The only solution to the housing crisis: build, build and build
BRITAIN is building again at last – or so the government would like us to believe. On the face of it, it has a point: the latest homebuilding statistics reveal that starts on new homes in 2013 totalled 122,590, up 23 per cent on the previous year, and the highest since 2007, according to the Department for Communities and Local Government.
This sounds encouraging, at least until one digs down deeper into what is happening. The UK is facing a catastrophic housing shortage, with the population in London and the commuter belt growing especially rapidly and yet very few new homes being built. The result is that prices have rocketed, destroying the homeownership hopes of millions and forcing many others to live in cramped, inadequate conditions. It a social scandal and an economic nightmare: companies will soon start to find it too diffi- cult to find staff in London, or have to pay them more, inflating costs.
In the short-term, of course, one reason why prices are being pushed up is still low interest rates and silly, counterproductive schemes like Help to Buy, which should be abolished immediately. Some commentators also like to blame the housing crisis on speculators, buy-to-let investors, second home owners and foreign buyers – but all of these explanations are faulty.

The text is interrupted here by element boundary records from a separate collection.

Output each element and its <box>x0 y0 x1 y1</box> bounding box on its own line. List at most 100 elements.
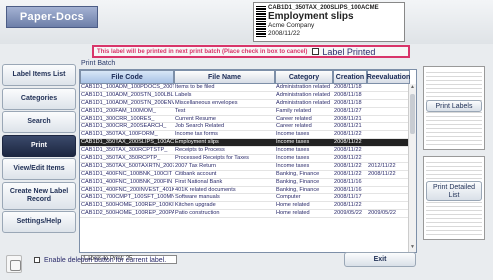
label-date: 2008/11/22 <box>268 30 301 37</box>
table-cell: 2008/11/18 <box>334 99 362 106</box>
table-cell: Family related <box>276 107 312 114</box>
table-row[interactable]: CAB1D1_400FNC_100BNK_100CIT Citibank acco… <box>80 171 416 179</box>
sidebar-item-search[interactable]: Search <box>2 111 76 133</box>
table-cell: Administration related <box>276 91 331 98</box>
table-cell <box>367 100 410 107</box>
table-cell <box>367 155 410 162</box>
table-cell <box>367 123 410 130</box>
table-cell: 401K related documents <box>175 186 236 193</box>
table-cell: CAB1D1_350TAX_350RCPTP_ <box>81 155 161 162</box>
table-cell: 2009/05/22 <box>334 210 362 217</box>
table-cell: CAB1D1_300CRR_100RES_ <box>81 115 155 122</box>
table-row[interactable]: CAB1D1_400FNC_200INVEST_401K 401K related… <box>80 187 416 195</box>
table-cell: 2008/11/16 <box>334 178 362 185</box>
table-cell <box>367 194 410 201</box>
table-cell: Patio construction <box>175 210 220 217</box>
table-cell: CAB1D1_400FNC_200INVEST_401K <box>81 186 174 193</box>
table-cell: Career related <box>276 115 312 122</box>
table-cell: Income taxes <box>276 162 310 169</box>
print-labels-preview[interactable]: Print Labels <box>423 66 485 150</box>
print-batch-title: Print Batch <box>81 60 116 67</box>
table-cell: CAB1D1_350TAX_300RCPTSTP_ <box>81 147 168 154</box>
table-cell <box>367 139 410 146</box>
sidebar-item-label-items-list[interactable]: Label Items List <box>2 64 76 86</box>
table-cell: CAB1D1_100ADM_200STN_200ENV <box>81 99 174 106</box>
table-scrollbar[interactable]: ▲ ▼ <box>408 84 416 252</box>
sidebar-item-print[interactable]: Print <box>2 134 76 157</box>
print-labels-button[interactable]: Print Labels <box>426 100 482 112</box>
column-header-creation[interactable]: Creation <box>333 70 367 84</box>
table-row[interactable]: CAB1D1_350TAX_100FORM_ Income tax forms In… <box>80 131 416 140</box>
table-cell: Administration related <box>276 84 331 90</box>
current-label-preview: CAB1D1_350TAX_200SLIPS_100ACME Employmen… <box>253 2 405 42</box>
table-cell: Current Resume <box>175 115 217 122</box>
table-cell: Labels <box>175 91 192 98</box>
enable-deletion-label: Enable deletion button for current label… <box>44 257 167 264</box>
column-header-file-code[interactable]: File Code <box>80 70 174 84</box>
table-body: CAB1D1_100ADM_100PDOCS_200TO Items to be … <box>80 84 416 219</box>
table-cell: CAB1D1_100ADM_200STN_100LBL <box>81 91 174 98</box>
table-row[interactable]: CAB1D1_350TAX_200SLIPS_100ACM Employment … <box>80 139 416 148</box>
enable-deletion-checkbox[interactable] <box>34 257 40 263</box>
table-cell: Computer <box>276 194 301 201</box>
table-cell <box>367 84 410 91</box>
print-detailed-list-button[interactable]: Print Detailed List <box>426 181 482 201</box>
table-row[interactable]: CAB1D1_100ADM_200STN_200ENV Miscellaneous… <box>80 100 416 108</box>
scroll-up-icon[interactable]: ▲ <box>409 84 416 92</box>
table-header: File Code File Name Category Creation Re… <box>80 70 416 84</box>
table-row[interactable]: CAB1D1_300CRR_100RES_ Current Resume Caree… <box>80 116 416 124</box>
table-cell: 2008/11/22 <box>334 139 362 146</box>
column-header-file-name[interactable]: File Name <box>174 70 275 84</box>
column-header-category[interactable]: Category <box>275 70 333 84</box>
table-row[interactable]: CAB1D1_700CMPT_100SFT_100MNL Software man… <box>80 194 416 203</box>
table-cell: Software manuals <box>175 194 220 201</box>
table-cell: Income taxes <box>276 147 310 154</box>
table-cell: 2007 Tax Return <box>175 162 216 169</box>
label-printed-checkbox[interactable] <box>312 48 320 55</box>
table-cell: 2008/11/22 <box>368 170 396 177</box>
table-cell: Processed Receipts for Taxes <box>175 155 249 162</box>
table-cell: 2008/11/22 <box>334 147 362 154</box>
exit-button[interactable]: Exit <box>344 252 416 267</box>
table-row[interactable]: CAB1D1_500HOME_100REP_100KITC Kitchen upg… <box>80 202 416 211</box>
table-cell: 2012/11/22 <box>368 162 396 169</box>
label-company: Acme Company <box>268 22 315 29</box>
sidebar-item-create-new-label[interactable]: Create New Label Record <box>2 181 76 210</box>
table-cell: 2008/11/22 <box>334 131 362 138</box>
table-cell: 2008/11/22 <box>334 162 362 169</box>
table-cell: Home related <box>276 202 310 209</box>
sidebar-item-settings-help[interactable]: Settings/Help <box>2 211 76 233</box>
label-ribbon-icon <box>256 6 266 38</box>
app-header: Paper-Docs CAB1D1_350TAX_200SLIPS_100ACM… <box>0 0 493 44</box>
table-row[interactable]: CAB1D1_100ADM_200STN_100LBL Labels Adminis… <box>80 92 416 100</box>
table-row[interactable]: CAB1D1_350TAX_350RCPTP_ Processed Receipt… <box>80 155 416 163</box>
table-row[interactable]: CAB1D1_200FAM_100MOM_ Test Family related 2… <box>80 108 416 116</box>
print-notice-bar: This label will be printed in next print… <box>92 45 410 58</box>
table-cell: CAB1D1_500HOME_100REP_100KITC <box>81 202 174 209</box>
table-cell: 2008/11/21 <box>334 115 362 122</box>
table-cell: Income tax forms <box>175 131 218 138</box>
scroll-down-icon[interactable]: ▼ <box>409 244 416 252</box>
table-cell <box>367 179 410 186</box>
label-edit-icon[interactable] <box>6 255 22 273</box>
table-cell: Employment slips <box>175 139 219 146</box>
table-cell <box>367 202 410 209</box>
table-row[interactable]: CAB1D2_500HOME_100REP_200PATI Patio const… <box>80 210 416 219</box>
sidebar-item-view-edit-items[interactable]: View/Edit Items <box>2 158 76 180</box>
label-title: Employment slips <box>268 11 354 22</box>
table-cell: Administration related <box>276 99 331 106</box>
table-cell <box>367 92 410 99</box>
column-header-reevaluation[interactable]: Reevaluation <box>367 70 410 84</box>
scroll-thumb[interactable] <box>410 94 415 134</box>
print-detailed-list-preview[interactable]: Print Detailed List <box>423 156 485 240</box>
table-row[interactable]: CAB1D1_350TAX_300RCPTSTP_ Receipts to Pro… <box>80 147 416 156</box>
table-row[interactable]: CAB1D1_350TAX_500TAXRTN_2007T 2007 Tax Re… <box>80 163 416 171</box>
sidebar-item-categories[interactable]: Categories <box>2 87 76 110</box>
table-cell: 2008/11/17 <box>334 194 362 201</box>
table-cell: Career related <box>276 123 312 130</box>
table-cell <box>367 131 410 138</box>
table-row[interactable]: CAB1D1_100ADM_100PDOCS_200TO Items to be … <box>80 84 416 92</box>
table-row[interactable]: CAB1D1_400FNC_100BNK_200FIN First Nationa… <box>80 179 416 187</box>
table-cell: CAB1D1_350TAX_500TAXRTN_2007T <box>81 162 174 169</box>
table-row[interactable]: CAB1D1_300CRR_200SEARCH_ Job Search Relat… <box>80 123 416 132</box>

The long-run problem is overwhelmingly one of supply: if we built far more homes, of the right kind and in the right place, prices would fall back, affordability would return, rents would go down and we would stop worrying about the fact that a few homes are left empty or that some wealthy Europeans are snapping up exorbitantly priced flats in Kensington. In every other market, high levels of demand is met by increased supply; but not in housing, hence why everybody is fighting over an artificially scarce resource.
The reason for this lack of supply is entirely political: there is no free market in housing, merely a rigged one. The government continues to ration land with planning permission. Yes, housebuilders have a pile of such land, but that’s because they need a couple of years’ worth of stock to be able to plan, and because they know that rationing means prices will keep going up. If the market were flooded with buildable land, its price would collapse and a much healthier housebuilding model would emerge, where the added value came in producing high quality homes rather than gaming the planning laws.
Sadly, while housebuilding is increasing, it is from a dreadfully low base – and completions, which lag new starts, actually fell again last year. Just 109,370 homes were completed in the 12 months to December 2013, five per cent lower than the previous year. It is a scandalous figure.
Last year’s starts did shoot up but were still 33 per cent below the peak in the year to March 2006 – and even the numbers in those days weren’t very high by historic standards. Annual housing starts, which were just 140,000 in the 12 months ending March 2001, peaked at 183,000 in the year ending March 2006, before stabilising until the beginning of 2008. They subsequently crashed disastrously and despite last year’s rebound remain far below their recent peak.
But even during the “good” years for UK housing, planners ensured the “wrong” homes were built – too few family houses with gardens, too many tiny flats. The share of houses collapsed from over 80 per cent to just 50 per cent across the UK between 2001-02 and 2007-08; two-thirds of completions were houses last year but the proportion in and around London remains tiny. In any case, the “good” years were pretty pathetic: in 1934-5, when far fewer people lives in the UK and the industry was still deregulated, the private sector built 293,000 homes, mostly semis. That is the sort of housebuilding we should be seeing today. The government needs to stop boasting, and start liberalising.